Climate change and environmental issues are already addressed, directly and indirectly, in many IFAD projects. IFAD works with impoverished communities in some of the harshest and most remote areas of the world, promoting sustainable water use and land management to help protect the environment. Every IFAD programme and project is subject to an environmental screening before approval.
IFAD is also increasingly involved in projects specifically designed to tackle the challenges posed by climate change. One such project in the pipeline aims to rehabilitate coastal ecosystems affected by the tsunami of 2004 in Sri Lanka. One of the project's key objectives is to reduce vulnerability to climate change along the East Coast of Sri Lanka. It will be funded jointly by IFAD and the Global Environment Facility (GEF), Another programme is in the Xingjiang Uygur autonomous region of China, where solar systems are being set up to help poor households make use of the abundant sun light in the area.

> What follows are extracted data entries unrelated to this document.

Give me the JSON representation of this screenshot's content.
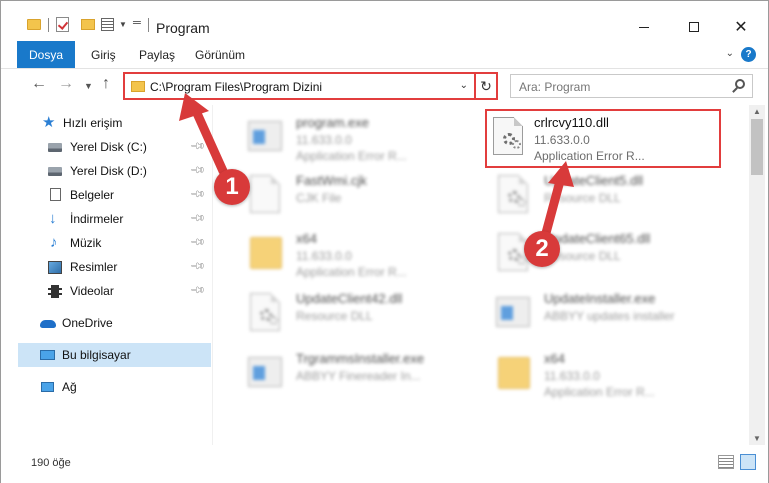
{
  "window": {
    "title": "Program"
  },
  "ribbon": {
    "tabs": [
      "Dosya",
      "Giriş",
      "Paylaş",
      "Görünüm"
    ],
    "active_tab": "Dosya",
    "accent_color": "#1979ca"
  },
  "address": {
    "path": "C:\\Program Files\\Program Dizini"
  },
  "search": {
    "placeholder": "Ara: Program"
  },
  "sidebar": {
    "items": [
      {
        "label": "Hızlı erişim",
        "icon": "star-icon"
      },
      {
        "label": "Yerel Disk (C:)",
        "icon": "disk-icon",
        "pinned": true
      },
      {
        "label": "Yerel Disk (D:)",
        "icon": "disk-icon",
        "pinned": true
      },
      {
        "label": "Belgeler",
        "icon": "document-icon",
        "pinned": true
      },
      {
        "label": "İndirmeler",
        "icon": "download-icon",
        "pinned": true
      },
      {
        "label": "Müzik",
        "icon": "music-icon",
        "pinned": true
      },
      {
        "label": "Resimler",
        "icon": "pictures-icon",
        "pinned": true
      },
      {
        "label": "Videolar",
        "icon": "video-icon",
        "pinned": true
      },
      {
        "label": "OneDrive",
        "icon": "cloud-icon"
      },
      {
        "label": "Bu bilgisayar",
        "icon": "computer-icon",
        "selected": true
      },
      {
        "label": "Ağ",
        "icon": "network-icon"
      }
    ]
  },
  "files": [
    {
      "name": "program.exe",
      "line2": "11.633.0.0",
      "line3": "Application Error R...",
      "icon": "exe-icon"
    },
    {
      "name": "crlrcvy110.dll",
      "line2": "11.633.0.0",
      "line3": "Application Error R...",
      "icon": "dll-icon",
      "highlighted": true
    },
    {
      "name": "FastWmi.cjk",
      "line2": "CJK File",
      "line3": "",
      "icon": "file-icon"
    },
    {
      "name": "UpdateClient5.dll",
      "line2": "Resource DLL",
      "line3": "",
      "icon": "dll-icon"
    },
    {
      "name": "x64",
      "line2": "11.633.0.0",
      "line3": "Application Error R...",
      "icon": "folder-icon"
    },
    {
      "name": "UpdateClient65.dll",
      "line2": "Resource DLL",
      "line3": "",
      "icon": "dll-icon"
    },
    {
      "name": "UpdateClient42.dll",
      "line2": "Resource DLL",
      "line3": "",
      "icon": "dll-icon"
    },
    {
      "name": "UpdateInstaller.exe",
      "line2": "ABBYY updates installer",
      "line3": "",
      "icon": "exe-icon"
    },
    {
      "name": "TrgrammsInstaller.exe",
      "line2": "ABBYY Finereader In...",
      "line3": "",
      "icon": "exe-icon"
    },
    {
      "name": "x64",
      "line2": "11.633.0.0",
      "line3": "Application Error R...",
      "icon": "folder-icon"
    }
  ],
  "status": {
    "item_count": "190 öğe"
  },
  "annotations": {
    "badge_1": "1",
    "badge_2": "2",
    "color": "#d83a3a"
  }
}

IFAD’s commitment to protecting natural resources and combating desertification is reflected in its partnerships with global institutions, such as the Global Environment Facility (GEF), an independent financial organization established in 1991 to provide grants to developing countries for projects with global environmental benefits. IFAD was selected as an executing agency of the GEF because of IFAD’s recognition of the links between poverty and the environment, its expertise in addressing land degradation and its crucial role in the United Nations Convention to Combat Desertification. Since 2003, IFAD has had access to GEF funds for projects addressing sustainable land management. In 2005, IFAD signed an agreement with the GEF secretariat and the International Bank for Rural Development to formalize direct access and to expand funding to any project addressing land degradation.
IFAD also hosts the Global Mechanism and the secretariat of the International Land Coalition. The International Land Coalition is a global alliance of organizations dedicated to working with poor rural people to increase their secure access to natural resources, particularly land. It does this by building alliances between development partners, including NGOs, intergovernmental, governmental and civil society organizations.
The Global Mechanism is a subsidiary of the United Nations Convention to Combat Desertification with a mandate to increase financing for sustainable land management. It is hosted by IFAD in recognition of IFAD's focus on rural development, agriculture and sustainable land management.
By working together to share our strengths and expertise, we will be able to promote sustainable land management and help communities adapt to a changing world.